First thing’s first – what is Jennifer Lawrence, an Academy Award nominated actress who has the kind of acting chops to hold down small and difficult indie dramas as well as carry lucrative franchise films, doing in a completely cheesy kind-of thriller/kind-of horror movie like this one? You’ll be glad to know that this was made before she was nominated for an Oscar for “Winter’s Bone” and way before the odds were ever in her favor as Katniss Everdeen in “The Hunger Games.” In this context you can see glimmers of her emerging talent; she is able to out act people twice her age in “House at the End of the Street,” but that isn’t saying much for the movie as a whole. Usually the end of August into early September is a studio dumping ground for lazy and unimaginative genre movies not able to easily fit in anywhere else mostly because they are just plain horrible movies. This one, without a doubt, is a prime candidate for that category.
Lawrence plays Elissa, a teen with a penchant for music and mischief who moves to the burbs with her mom, played by Elizabeth Shue, following her parents’ divorce. There’s a slight mention of the dad never being around, but also multiple mentions of Shue not ever being around either. The move is an attempt to patch things up and start anew, though a familial power struggle between Lawrence and Shue remains. This struggle plays out against a story involving the next-door neighbors – well, the former next-door neighbors. See, it just so happens the neighbors were brutally murdered by their daughter Carrie-Anne. The reason for her brutality is only vaguely explained as her having “brain damage,” and now she’s gone missing but is presumably dead. In the meantime the family’s son Ryan, played by Max Thierot, who was allegedly with an unnamed and unexplained aunt at the time of the murders, has moved back in to the family home to also start anew. Strangely enough the house in question isn’t even really at the end of the street. It’s sort of in the middle of an affluent, wooded community in back of Lawrence’s house.
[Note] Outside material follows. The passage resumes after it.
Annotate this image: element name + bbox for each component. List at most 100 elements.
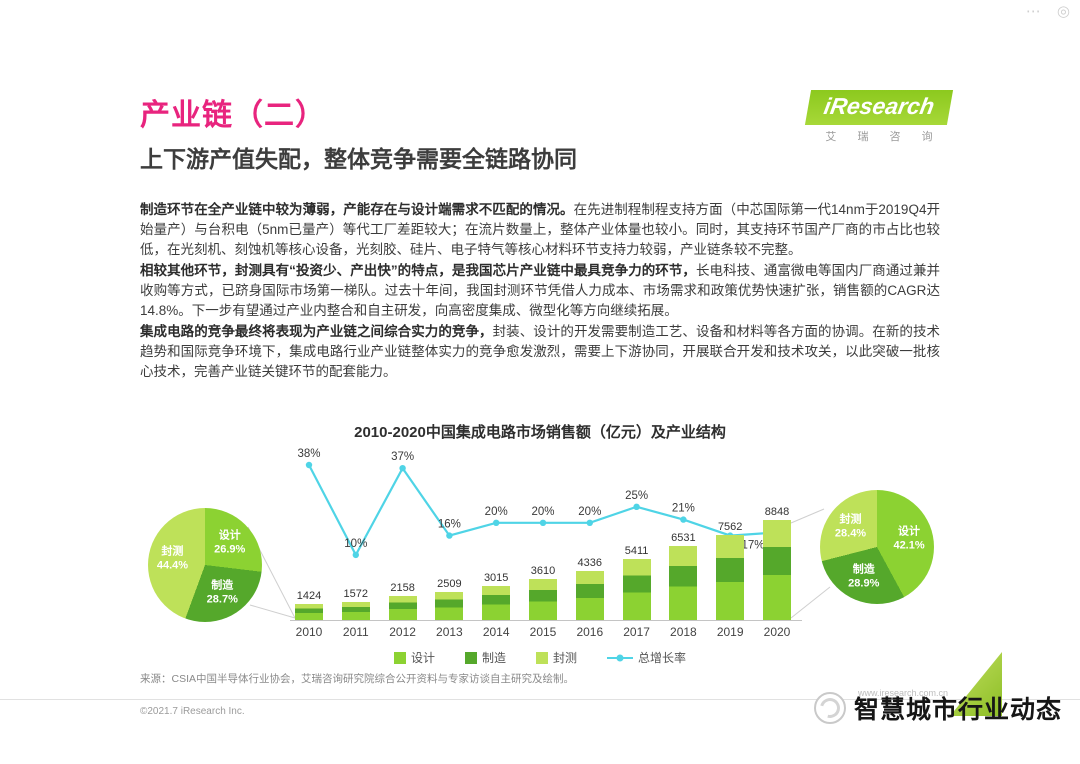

It’s indicative of the movie itself – striving for spookiness but ending up as hollow and meaningless.
Both Lawrence and Thierot are outcasts, for obviously different reasons, and they eventually strike up a friendship that blossoms into a bit of a romance. But surprise! The killer daughter is alive and (sort of) well as Thierot’s character keeps her drugged and locked up in the house’s basement. Nothing much happens once the audience is let in on Thierot’s little secret besides a few escape attempts by the daughter who we assume is after Lawrence’s character in some jealous, homicidal rage. The two lovebirds try to get on with their budding relationship and we are left to wonder whether this movie has just turned into a teen soap opera on the CW. Lawrence is extremely charming and does the best she can with bland dialogue cobbled together to enact feelings. Thierot can only manage to give a one-note performance for most of the movie, mumbling through laughably emo lines like, “I like to write early in the morning because then all the best ideas aren’t taken yet.” The most ridiculous scene between the two comes when they try to share a tender moment staring at a tree – I kid you not. People in my theater (myself included) were laughing out loud at these moments and the allegedly scary moments that come later.
We are forced to wait for the inevitable twist, which ends up being too little too late to make up for the absurdly derivative scary movie moments along the way. You want cheap jump scares? You got ‘em. You want the same scary little girl in a nightgown posed and peering through her scraggly hair like in “The Ring?” That’s here too. You know that moment in a horror movie where the damsel in distress opens the door or goes upstairs and you know she’s dead meat? Moments like these in the movie are stretched to the absolute edge of believability and almost always go over without looking back. Everything is too convenient to what a horror movie should be that once it defines itself as such it is too tired and played out for us to care. The movie pushes itself further and further until it is way too far gone, and it’s not even done in a clever manner to be even a little exciting. The one final twist (yes, there are a few) is so blatantly derivative that it is just barely legitimate enough to differentiate itself from what it is ripping off. Naming just what it does rip off would do a disservice to that film, but I’m tempted to spoil it just so people would go watch it rather than this waste of time. The only thing that saves this utter schlock is Lawrence who, thankfully, is on to bigger and much much better things, but everything else about the movie is completely unnecessary.